Insatiably curious, Dina displays an inner security that other children might envy. During a recent art lesson, the other children drew their own faces, while Dina nonchalantly made a sketch of her mask. Cutting out two holes for the eyes, another for the mouth, she proudly announced, “This is me!” Mrs. Foster was impressed. “She didn’t make it something she wasn’t,” says the teacher. “But after a while you don’t see the mask. You don’t see anything but Dina.”

Her classmates seem to feel the same way. On the first day of school, Mrs. Foster and Dina’s bilingual teacher, Helen Georgopoulous, were reluctant to let Dina play outside during recess. “Nobody has to go out there with me,” she told them fiercely. “I know how to make friends by myself.” The teachers let her go, then went anxiously to the window to watch. “There she was,” Mrs. Foster recalls with a smile, “fluttering all over the place like a butterfly.”

“My class loves me,” says Dina, and Mrs. Foster agrees. “The children are proud of her,” she says. “They feel responsible for her.” They are not alone. Vasilios Gaitanos, 32, a piano player at a local Greek nightspot, starred in a television benefit to raise money for Dina’s hospital bills. Now Dina phones him every day, and says she wants to preserve him in oil and vinegar so he won’t be too old to marry her when she grows up. Another who cherishes Dina is Mrs. Argiris, who helped the Triantafilidis family find a home in Chicago and has unofficially made Dina her godchild. “I never experienced anything as painful as when I first saw Dina,” she says. “But I like courageous people who are strong and survive. I’ve watched her grow better every day, and I’ve seen her settle down.” Mrs. Argiris was ecstatic a few weeks ago when Dina came rushing home after school to announce: “I don’t have time to talk to you! Little girls are waiting outside to play with me!”
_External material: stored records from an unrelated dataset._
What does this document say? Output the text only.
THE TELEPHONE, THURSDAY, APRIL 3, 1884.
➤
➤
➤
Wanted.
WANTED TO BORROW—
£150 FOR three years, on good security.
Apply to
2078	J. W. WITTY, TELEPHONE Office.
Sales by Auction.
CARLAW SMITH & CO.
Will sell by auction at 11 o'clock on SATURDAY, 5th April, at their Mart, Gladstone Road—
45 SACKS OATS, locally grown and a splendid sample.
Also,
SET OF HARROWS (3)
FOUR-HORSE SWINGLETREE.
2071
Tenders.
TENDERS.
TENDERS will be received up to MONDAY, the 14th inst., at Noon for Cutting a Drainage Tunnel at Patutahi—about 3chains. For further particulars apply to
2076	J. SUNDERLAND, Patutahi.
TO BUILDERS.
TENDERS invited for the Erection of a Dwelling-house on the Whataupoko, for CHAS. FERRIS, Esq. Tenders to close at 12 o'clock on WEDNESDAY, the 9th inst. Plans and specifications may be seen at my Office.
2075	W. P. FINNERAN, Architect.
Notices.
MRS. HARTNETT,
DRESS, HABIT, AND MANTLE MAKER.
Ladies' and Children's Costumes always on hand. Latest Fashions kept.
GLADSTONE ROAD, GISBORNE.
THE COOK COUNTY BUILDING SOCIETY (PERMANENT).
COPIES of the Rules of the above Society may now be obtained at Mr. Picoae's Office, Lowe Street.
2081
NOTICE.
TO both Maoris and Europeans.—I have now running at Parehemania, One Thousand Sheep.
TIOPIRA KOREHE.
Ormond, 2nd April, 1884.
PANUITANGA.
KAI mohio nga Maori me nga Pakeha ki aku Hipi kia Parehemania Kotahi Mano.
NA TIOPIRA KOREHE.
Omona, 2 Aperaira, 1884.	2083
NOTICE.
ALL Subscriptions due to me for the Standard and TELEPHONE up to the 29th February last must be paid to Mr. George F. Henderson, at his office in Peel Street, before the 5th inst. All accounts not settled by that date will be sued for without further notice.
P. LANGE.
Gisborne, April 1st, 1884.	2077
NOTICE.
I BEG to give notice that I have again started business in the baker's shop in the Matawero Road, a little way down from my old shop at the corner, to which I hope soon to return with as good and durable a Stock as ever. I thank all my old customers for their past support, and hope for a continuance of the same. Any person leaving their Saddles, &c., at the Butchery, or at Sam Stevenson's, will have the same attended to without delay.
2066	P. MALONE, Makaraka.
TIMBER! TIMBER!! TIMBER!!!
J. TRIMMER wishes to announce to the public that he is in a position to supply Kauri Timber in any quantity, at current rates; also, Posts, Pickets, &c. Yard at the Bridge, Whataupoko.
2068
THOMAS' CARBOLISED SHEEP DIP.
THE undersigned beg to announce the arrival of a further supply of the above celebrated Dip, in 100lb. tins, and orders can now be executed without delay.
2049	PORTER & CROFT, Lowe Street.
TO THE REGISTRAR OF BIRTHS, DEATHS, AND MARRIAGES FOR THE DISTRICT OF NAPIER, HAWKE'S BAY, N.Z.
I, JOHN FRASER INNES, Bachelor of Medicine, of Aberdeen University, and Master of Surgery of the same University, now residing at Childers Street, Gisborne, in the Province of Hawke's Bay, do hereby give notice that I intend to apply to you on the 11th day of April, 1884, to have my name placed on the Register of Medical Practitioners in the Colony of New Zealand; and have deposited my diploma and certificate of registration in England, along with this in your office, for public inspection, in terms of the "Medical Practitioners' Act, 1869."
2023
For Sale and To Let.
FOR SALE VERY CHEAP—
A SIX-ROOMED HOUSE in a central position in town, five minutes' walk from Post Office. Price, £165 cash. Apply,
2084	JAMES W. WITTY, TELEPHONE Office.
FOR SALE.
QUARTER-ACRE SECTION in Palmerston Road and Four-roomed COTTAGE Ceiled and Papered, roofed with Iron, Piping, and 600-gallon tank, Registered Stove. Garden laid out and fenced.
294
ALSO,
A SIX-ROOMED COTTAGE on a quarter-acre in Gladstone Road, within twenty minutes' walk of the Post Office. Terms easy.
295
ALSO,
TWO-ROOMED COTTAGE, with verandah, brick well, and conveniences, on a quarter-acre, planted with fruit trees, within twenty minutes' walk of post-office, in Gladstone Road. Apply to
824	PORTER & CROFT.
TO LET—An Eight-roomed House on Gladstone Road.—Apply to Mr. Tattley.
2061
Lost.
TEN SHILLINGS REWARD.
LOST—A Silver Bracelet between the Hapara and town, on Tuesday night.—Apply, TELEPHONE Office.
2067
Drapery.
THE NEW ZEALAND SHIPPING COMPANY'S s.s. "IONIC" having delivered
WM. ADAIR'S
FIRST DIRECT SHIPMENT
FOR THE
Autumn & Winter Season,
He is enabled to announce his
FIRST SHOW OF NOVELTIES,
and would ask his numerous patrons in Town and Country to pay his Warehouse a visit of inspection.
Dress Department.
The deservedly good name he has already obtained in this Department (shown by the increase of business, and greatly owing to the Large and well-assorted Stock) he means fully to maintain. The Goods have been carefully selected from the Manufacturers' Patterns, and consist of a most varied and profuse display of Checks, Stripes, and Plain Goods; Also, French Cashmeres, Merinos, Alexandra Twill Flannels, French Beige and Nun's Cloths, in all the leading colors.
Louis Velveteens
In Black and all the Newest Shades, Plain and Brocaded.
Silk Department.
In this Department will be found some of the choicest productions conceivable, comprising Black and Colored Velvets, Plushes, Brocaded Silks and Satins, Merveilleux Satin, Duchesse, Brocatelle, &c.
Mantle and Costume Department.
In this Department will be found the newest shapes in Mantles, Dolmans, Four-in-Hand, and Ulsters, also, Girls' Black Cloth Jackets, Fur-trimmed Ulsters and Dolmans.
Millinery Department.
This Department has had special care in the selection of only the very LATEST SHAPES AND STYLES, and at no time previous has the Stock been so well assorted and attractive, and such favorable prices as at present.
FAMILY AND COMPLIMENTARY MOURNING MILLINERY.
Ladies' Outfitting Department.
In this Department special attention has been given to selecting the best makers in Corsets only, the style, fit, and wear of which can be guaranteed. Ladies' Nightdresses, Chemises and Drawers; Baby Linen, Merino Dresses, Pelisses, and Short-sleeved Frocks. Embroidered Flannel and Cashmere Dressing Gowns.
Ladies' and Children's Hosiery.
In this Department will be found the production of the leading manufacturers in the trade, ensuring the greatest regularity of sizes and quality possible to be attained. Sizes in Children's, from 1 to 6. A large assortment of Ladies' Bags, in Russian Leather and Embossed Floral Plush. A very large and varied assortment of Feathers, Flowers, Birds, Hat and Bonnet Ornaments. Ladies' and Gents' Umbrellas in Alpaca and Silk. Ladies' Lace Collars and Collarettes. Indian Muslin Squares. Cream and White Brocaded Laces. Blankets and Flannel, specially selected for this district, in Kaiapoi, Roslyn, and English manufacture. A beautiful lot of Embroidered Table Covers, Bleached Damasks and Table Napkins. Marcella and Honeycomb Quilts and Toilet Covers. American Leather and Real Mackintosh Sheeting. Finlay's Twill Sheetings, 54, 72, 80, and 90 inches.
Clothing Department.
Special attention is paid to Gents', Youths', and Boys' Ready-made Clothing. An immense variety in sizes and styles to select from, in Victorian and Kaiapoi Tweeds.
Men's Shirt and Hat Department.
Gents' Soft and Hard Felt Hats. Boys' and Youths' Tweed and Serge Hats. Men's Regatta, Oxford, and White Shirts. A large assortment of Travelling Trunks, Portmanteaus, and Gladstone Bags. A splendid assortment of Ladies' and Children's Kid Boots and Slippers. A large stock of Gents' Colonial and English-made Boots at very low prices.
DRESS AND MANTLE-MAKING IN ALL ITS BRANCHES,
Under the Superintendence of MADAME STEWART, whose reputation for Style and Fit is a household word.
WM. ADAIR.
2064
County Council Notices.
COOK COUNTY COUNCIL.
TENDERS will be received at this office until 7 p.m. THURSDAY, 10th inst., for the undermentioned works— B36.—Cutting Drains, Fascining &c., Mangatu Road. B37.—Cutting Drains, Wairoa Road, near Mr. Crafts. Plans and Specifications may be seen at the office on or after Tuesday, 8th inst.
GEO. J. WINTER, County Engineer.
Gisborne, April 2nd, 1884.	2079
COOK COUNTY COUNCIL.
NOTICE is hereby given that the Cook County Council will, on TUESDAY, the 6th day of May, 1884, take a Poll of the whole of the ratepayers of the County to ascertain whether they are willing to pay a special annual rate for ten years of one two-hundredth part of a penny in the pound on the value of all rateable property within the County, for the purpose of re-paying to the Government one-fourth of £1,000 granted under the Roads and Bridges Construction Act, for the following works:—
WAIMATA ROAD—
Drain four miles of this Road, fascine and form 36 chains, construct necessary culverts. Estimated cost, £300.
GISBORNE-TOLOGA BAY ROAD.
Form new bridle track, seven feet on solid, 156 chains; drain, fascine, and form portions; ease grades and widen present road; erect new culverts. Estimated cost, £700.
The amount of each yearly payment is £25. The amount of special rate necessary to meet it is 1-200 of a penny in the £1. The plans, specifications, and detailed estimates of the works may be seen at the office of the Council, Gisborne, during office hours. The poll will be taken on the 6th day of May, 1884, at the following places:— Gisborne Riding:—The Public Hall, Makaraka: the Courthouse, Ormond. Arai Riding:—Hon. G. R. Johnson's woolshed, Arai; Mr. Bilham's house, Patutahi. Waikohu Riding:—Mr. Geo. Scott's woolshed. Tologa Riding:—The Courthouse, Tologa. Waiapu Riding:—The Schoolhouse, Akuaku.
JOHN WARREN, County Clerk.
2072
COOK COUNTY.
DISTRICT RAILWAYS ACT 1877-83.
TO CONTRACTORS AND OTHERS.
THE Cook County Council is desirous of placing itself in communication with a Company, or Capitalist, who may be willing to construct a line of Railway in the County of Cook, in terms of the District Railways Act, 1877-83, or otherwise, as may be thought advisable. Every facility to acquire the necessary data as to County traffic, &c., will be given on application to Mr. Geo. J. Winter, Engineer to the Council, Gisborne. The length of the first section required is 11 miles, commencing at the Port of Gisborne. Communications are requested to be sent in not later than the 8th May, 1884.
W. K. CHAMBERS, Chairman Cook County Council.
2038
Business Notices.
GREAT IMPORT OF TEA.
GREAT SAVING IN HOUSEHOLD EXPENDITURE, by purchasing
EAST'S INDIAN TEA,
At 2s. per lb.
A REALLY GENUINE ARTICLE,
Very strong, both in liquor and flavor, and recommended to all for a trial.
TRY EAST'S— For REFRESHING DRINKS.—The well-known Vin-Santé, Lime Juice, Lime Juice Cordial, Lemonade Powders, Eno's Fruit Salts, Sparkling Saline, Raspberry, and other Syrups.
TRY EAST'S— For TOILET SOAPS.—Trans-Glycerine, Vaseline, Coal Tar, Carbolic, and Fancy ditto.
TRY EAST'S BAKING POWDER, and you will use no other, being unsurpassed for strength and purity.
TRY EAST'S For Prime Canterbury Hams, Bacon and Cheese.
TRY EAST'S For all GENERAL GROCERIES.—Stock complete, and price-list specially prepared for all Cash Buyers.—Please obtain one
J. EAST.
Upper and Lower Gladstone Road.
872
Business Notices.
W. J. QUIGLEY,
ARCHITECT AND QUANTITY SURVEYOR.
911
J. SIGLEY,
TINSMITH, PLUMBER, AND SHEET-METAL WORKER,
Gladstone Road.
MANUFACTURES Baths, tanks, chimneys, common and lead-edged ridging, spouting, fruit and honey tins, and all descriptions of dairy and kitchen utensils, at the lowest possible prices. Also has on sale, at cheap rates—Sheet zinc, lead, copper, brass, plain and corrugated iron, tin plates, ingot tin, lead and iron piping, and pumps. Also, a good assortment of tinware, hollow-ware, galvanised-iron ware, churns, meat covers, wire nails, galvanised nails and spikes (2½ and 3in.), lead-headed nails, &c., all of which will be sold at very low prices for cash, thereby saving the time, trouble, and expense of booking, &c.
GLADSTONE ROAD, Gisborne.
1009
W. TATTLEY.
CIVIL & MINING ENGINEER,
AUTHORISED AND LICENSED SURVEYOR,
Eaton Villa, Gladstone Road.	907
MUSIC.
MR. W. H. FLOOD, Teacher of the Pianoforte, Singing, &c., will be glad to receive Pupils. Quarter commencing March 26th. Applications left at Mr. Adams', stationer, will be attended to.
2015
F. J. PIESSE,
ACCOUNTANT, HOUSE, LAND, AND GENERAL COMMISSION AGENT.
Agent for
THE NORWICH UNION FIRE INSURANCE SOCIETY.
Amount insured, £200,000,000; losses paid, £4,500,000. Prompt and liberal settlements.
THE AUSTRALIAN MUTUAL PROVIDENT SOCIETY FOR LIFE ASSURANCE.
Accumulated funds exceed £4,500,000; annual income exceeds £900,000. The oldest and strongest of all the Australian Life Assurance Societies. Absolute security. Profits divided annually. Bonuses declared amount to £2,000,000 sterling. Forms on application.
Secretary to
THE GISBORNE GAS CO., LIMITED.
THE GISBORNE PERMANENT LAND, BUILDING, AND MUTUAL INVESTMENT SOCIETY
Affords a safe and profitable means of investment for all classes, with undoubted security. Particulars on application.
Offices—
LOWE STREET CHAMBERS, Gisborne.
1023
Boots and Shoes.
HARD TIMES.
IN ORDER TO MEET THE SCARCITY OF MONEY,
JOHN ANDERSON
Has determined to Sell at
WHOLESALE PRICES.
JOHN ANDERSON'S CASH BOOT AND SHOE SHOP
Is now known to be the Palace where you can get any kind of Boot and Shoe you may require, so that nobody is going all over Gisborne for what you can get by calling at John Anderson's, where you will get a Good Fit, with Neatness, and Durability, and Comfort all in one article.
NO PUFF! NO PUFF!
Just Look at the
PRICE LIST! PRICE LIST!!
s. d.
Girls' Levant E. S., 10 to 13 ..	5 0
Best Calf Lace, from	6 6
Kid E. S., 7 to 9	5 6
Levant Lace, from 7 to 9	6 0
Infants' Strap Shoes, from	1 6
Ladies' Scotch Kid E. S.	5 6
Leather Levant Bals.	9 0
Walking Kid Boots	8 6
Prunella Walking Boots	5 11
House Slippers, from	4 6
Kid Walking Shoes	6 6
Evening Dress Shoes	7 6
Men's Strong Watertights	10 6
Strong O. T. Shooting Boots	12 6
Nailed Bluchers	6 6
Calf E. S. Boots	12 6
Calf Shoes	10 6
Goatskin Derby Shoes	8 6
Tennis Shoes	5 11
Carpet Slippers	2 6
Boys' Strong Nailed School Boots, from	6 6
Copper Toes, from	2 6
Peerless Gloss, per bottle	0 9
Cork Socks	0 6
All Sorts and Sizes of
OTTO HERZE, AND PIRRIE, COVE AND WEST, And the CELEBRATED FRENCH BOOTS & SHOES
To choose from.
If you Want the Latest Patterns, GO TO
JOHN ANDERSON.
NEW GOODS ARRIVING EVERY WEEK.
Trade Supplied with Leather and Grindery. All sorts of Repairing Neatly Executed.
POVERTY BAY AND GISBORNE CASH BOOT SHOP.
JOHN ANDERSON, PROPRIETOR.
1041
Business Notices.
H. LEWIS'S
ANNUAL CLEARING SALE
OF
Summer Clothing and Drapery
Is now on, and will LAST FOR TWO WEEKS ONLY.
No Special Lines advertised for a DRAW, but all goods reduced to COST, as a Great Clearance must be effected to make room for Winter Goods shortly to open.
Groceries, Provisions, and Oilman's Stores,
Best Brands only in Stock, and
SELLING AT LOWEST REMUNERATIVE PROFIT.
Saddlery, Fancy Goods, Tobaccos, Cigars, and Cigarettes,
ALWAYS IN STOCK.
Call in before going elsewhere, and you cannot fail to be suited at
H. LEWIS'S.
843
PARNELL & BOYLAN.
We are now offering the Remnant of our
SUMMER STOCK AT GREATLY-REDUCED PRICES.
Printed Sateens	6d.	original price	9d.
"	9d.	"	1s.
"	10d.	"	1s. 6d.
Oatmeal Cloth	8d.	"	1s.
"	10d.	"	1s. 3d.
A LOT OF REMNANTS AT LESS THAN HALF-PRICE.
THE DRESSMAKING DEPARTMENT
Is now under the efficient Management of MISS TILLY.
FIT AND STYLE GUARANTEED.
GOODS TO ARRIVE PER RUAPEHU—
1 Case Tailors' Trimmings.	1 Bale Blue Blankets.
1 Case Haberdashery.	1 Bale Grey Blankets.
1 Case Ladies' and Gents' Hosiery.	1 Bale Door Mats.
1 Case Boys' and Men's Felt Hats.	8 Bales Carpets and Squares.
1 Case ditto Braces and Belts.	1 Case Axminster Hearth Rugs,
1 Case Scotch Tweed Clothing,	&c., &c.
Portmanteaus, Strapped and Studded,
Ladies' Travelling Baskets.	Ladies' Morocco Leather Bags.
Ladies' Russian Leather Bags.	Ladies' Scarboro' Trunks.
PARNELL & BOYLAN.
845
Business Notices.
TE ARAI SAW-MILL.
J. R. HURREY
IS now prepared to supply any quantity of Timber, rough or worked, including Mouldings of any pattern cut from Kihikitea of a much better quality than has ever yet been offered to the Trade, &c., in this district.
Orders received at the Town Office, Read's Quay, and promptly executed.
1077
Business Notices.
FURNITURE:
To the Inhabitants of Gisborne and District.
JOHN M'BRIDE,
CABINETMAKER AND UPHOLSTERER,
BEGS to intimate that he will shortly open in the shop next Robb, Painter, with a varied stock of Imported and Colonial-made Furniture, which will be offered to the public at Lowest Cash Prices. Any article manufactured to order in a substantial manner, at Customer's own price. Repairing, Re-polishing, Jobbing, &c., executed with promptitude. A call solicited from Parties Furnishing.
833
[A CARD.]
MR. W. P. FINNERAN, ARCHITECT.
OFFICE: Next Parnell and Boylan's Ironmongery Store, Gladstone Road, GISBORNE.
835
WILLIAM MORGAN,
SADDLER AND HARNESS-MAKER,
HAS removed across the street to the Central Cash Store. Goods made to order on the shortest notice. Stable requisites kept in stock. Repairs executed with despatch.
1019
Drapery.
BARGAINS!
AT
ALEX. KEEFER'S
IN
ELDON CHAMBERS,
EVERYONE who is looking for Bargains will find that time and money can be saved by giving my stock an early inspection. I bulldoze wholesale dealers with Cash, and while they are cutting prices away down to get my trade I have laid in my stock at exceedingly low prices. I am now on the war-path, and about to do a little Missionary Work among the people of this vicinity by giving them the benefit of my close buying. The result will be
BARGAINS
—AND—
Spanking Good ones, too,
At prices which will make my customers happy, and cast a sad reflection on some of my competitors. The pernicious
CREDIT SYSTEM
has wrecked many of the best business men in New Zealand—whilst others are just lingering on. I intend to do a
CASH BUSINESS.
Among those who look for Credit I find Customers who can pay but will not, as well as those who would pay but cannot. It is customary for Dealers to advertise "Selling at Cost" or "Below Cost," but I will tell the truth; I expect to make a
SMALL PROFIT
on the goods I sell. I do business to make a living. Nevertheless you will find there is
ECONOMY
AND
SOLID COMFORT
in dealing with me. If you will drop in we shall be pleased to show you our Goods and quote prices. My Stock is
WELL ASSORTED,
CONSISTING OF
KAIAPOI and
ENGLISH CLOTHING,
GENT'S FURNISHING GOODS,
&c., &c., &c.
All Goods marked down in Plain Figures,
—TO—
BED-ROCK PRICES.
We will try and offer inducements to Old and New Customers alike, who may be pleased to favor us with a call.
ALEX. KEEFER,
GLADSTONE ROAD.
Whether Dina’s face can ever be completely restored, or her badly crippled fingers rehabilitated, doctors are unwilling to speculate. “There are no miracles,” sighs Dr. Desmond Kernahan, chief of plastic surgery at Children’s Memorial Hospital. “Burns are a dreary business from all points of view.” Still, the specialists are confident of Dina’s will to endure, even though as many as seven more operations may be required in the next year and a half. “Dina will be able to get along with a handicap that would subdue other kids,” says Dr. Schafer. “What we’re trying to do is make it so her face can keep up with her spirit.”